Tough Girls Part I

It’s Women’s Day! I’m in the library and wearing red socks. I may make a brief appearance at the rally later in the day, but it’s counter-revolutionary for me to delay finishing this dissertation any longer than I already have.

This morning I finished Kate Zambreno’s Heroines. I probably would not have a read it, but a friend of mine is translating it and she wants someone to ask questions to, an authentic American feminist, maybe? (If I can even be called that.) Zambreno’s writing is hard for me. I read a review of her novel Green Girl when it first came out, maybe in Bookforum? And it sounded so intriguing, I went way out of my way to obtain a copy. It has now been re-released by a major publisher and is probably not such a pain in the ass to get ahold of now. And then, I could not finish the book. I could sense what Zambreno was doing, she was saying “here is this girl that the whole world says is vapid and toxic, spend time with her and think about why that is.” And in theory, I loved that idea, craved that literary challenge. I haven’t had much trouble in my real life befriending women in general, or women deemed toxic and/or vapid specifically. Literarily, this has been more of a challenge for me, even when these characters are written by women, but I figured the fault may lie with me?  Yet, the novel did not work for me, it felt hostile and also boring, I gave up and sold the book to the Strand, did not miss it.

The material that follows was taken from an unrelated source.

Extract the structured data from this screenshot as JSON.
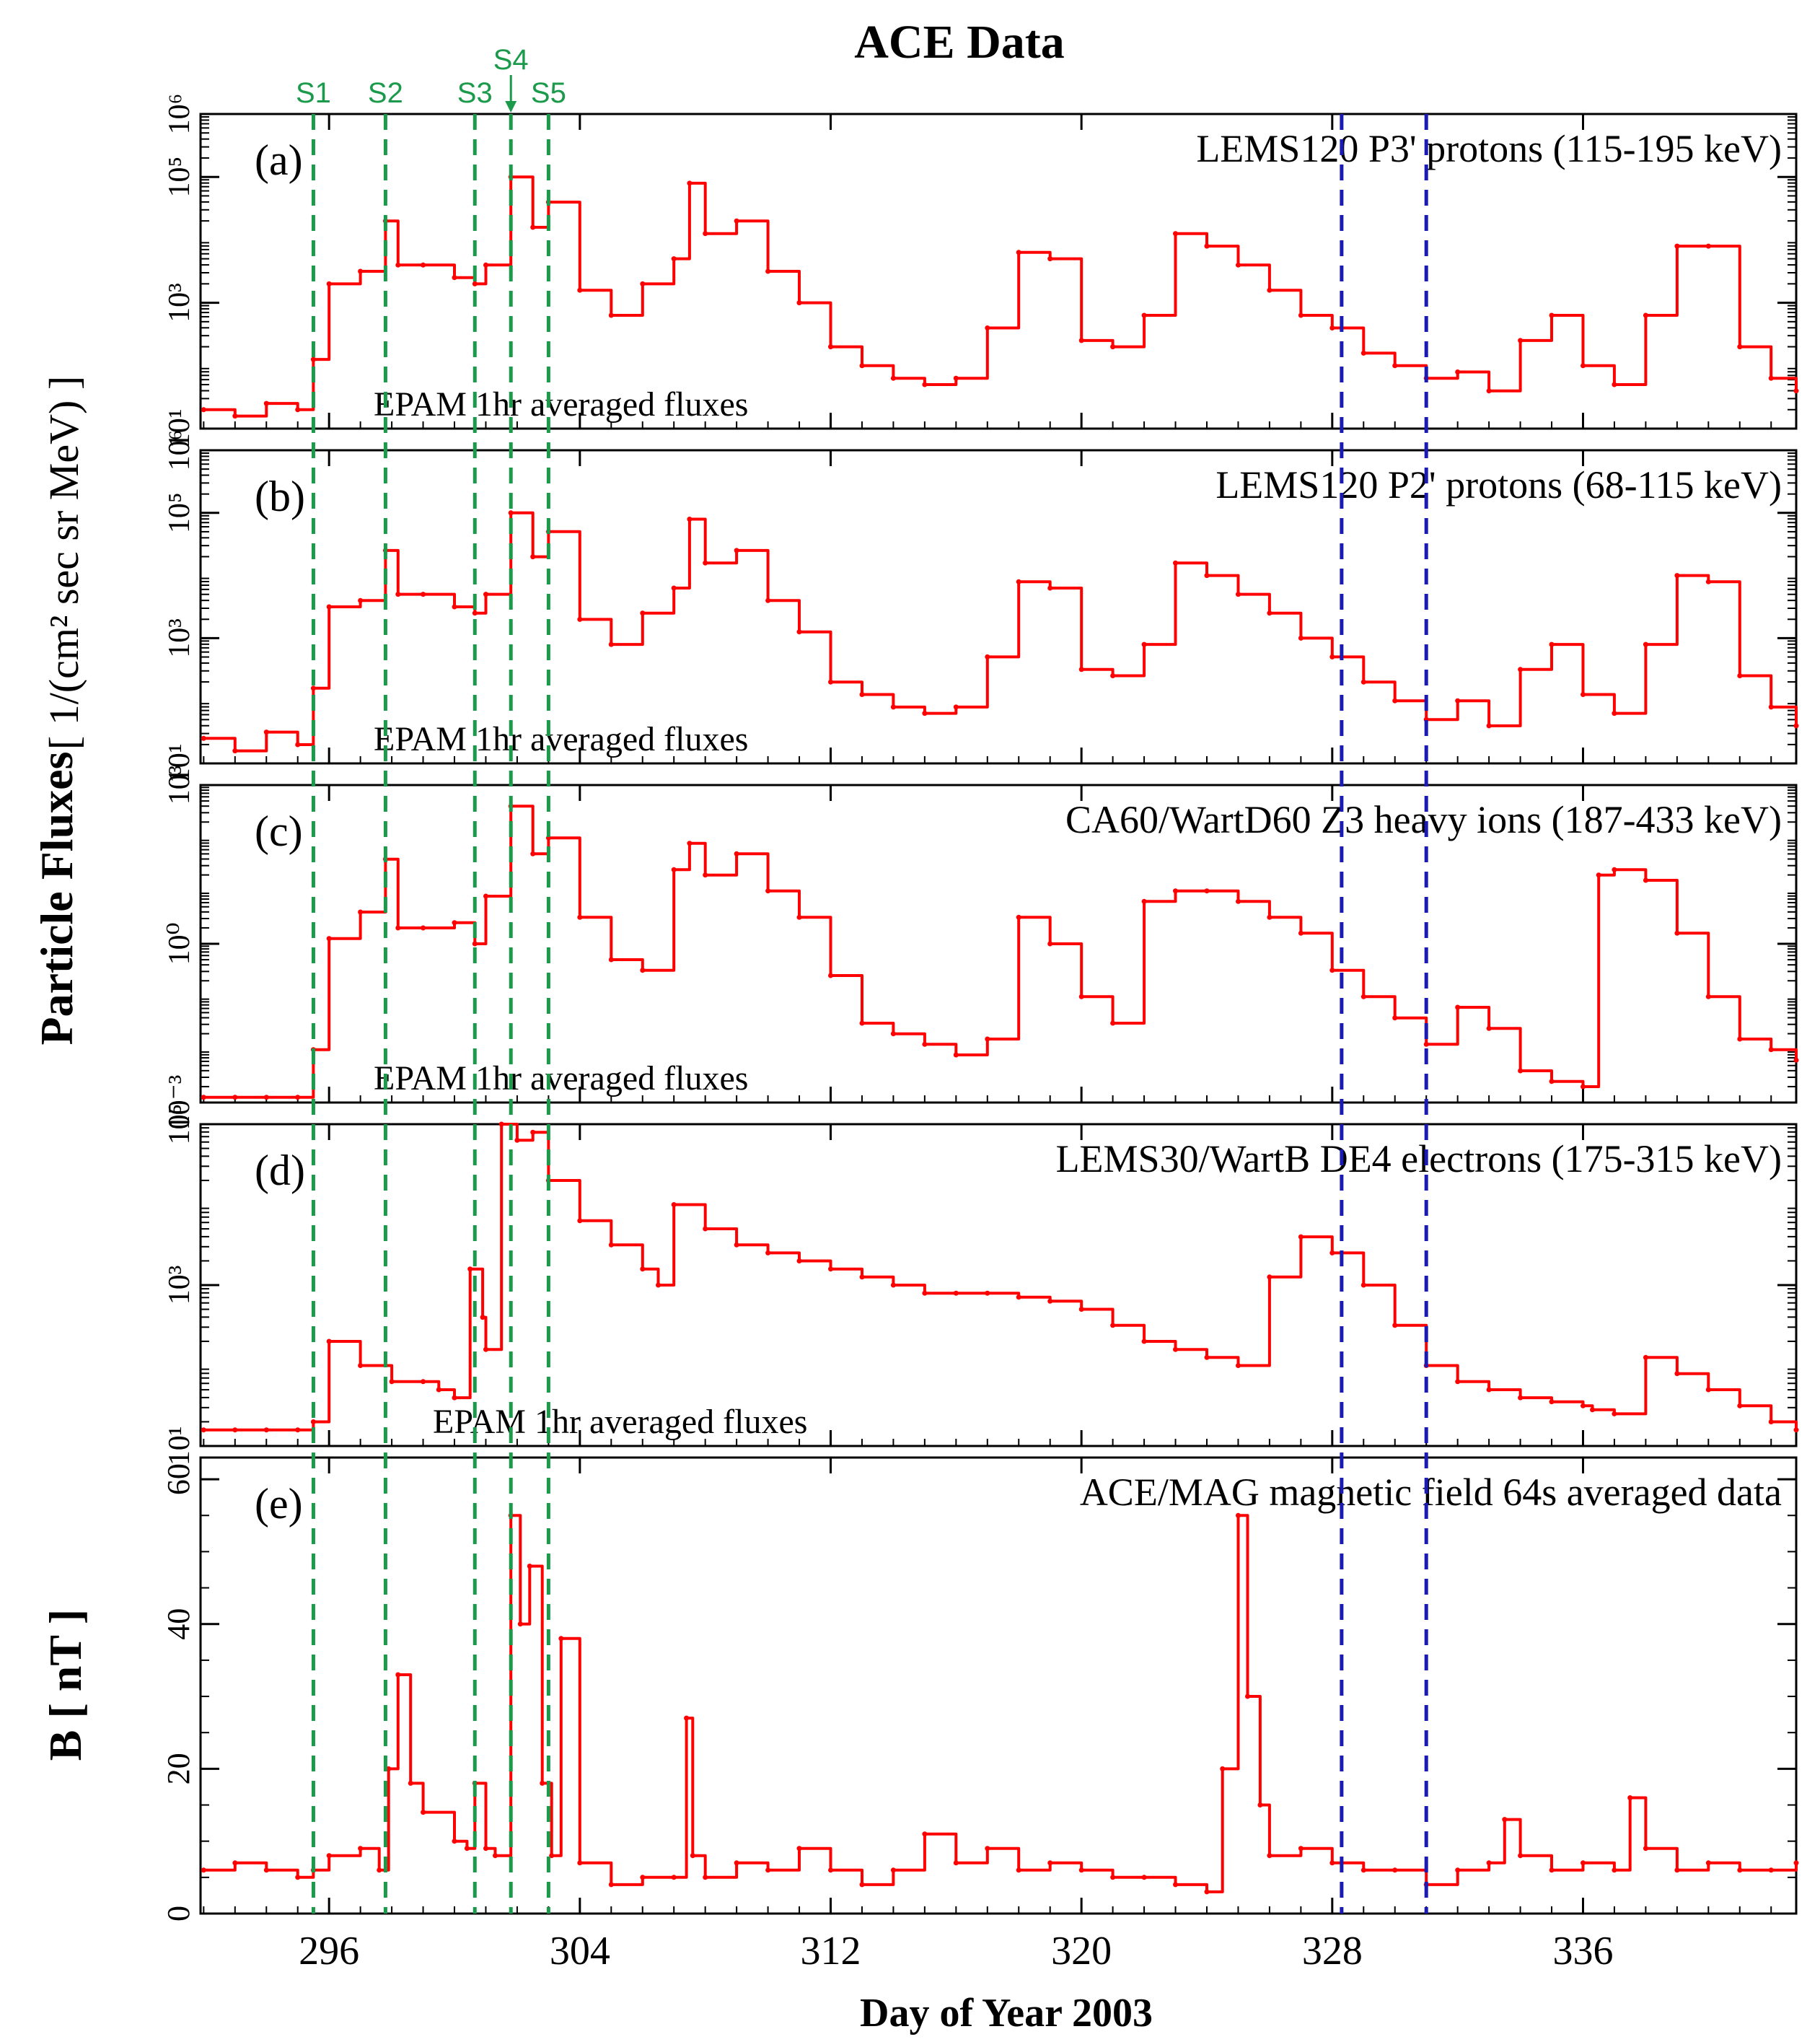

Heroines often made me furious. It was, first of all, condensed white privilege feminism. Which, white middle-class ladies with college educations have it hard too! I  know, I know! Sadness! Cosseted by access to mental health care, even shitty sexist mental health care! But, still, perhaps not the exact book for this climate. And the focus on the wives of the modernists- OK, they should be read as a group. But it felt as if Zambreno were collapsing them into one ur-wife, she was claiming for her purposes, making paper dolls of them and their lives, and clearly she’s less of a fucking asshole than F. Scott Fitzgerald, but still, didn’t feel good. And god, what a book obsessed with men. For all her rage against the canon, there’s still a sense in this book that you are nothing if you are not acknowledged by men. And, if this were a materialist claim, I’d agree, but this is supposed to be a more transcendent claim, I think. Men still are the arbiters here. In addition to this books overwhelming whiteness, it was so hetero. And, though I have some serious issues with it now, at least Chris Kraus asked some interesting questions in I Love Dick about the position of the straight woman. Here, in Heroines, it was just the default position. We are all straight women, obsessed with our husbands. The last two pages of the book are a call to arms, great, fine.

I’ve been thinking a lot about this fissure in feminism, between the Tough Girls and the Wounded Girls. I became a tough girl earlier on, it’s been a part of my image since I was 14, or even younger than that. Zambreno has such a hard time with the Tough Women, the de Beauvoirs and the Hardwicks and the un-sisterly women who didn’t coddle their damaged sisters. I take her point but I also think Zambreno is operating with a tremendous blind spot. Not all women are Ophelias, and that’s just the way it fucking is.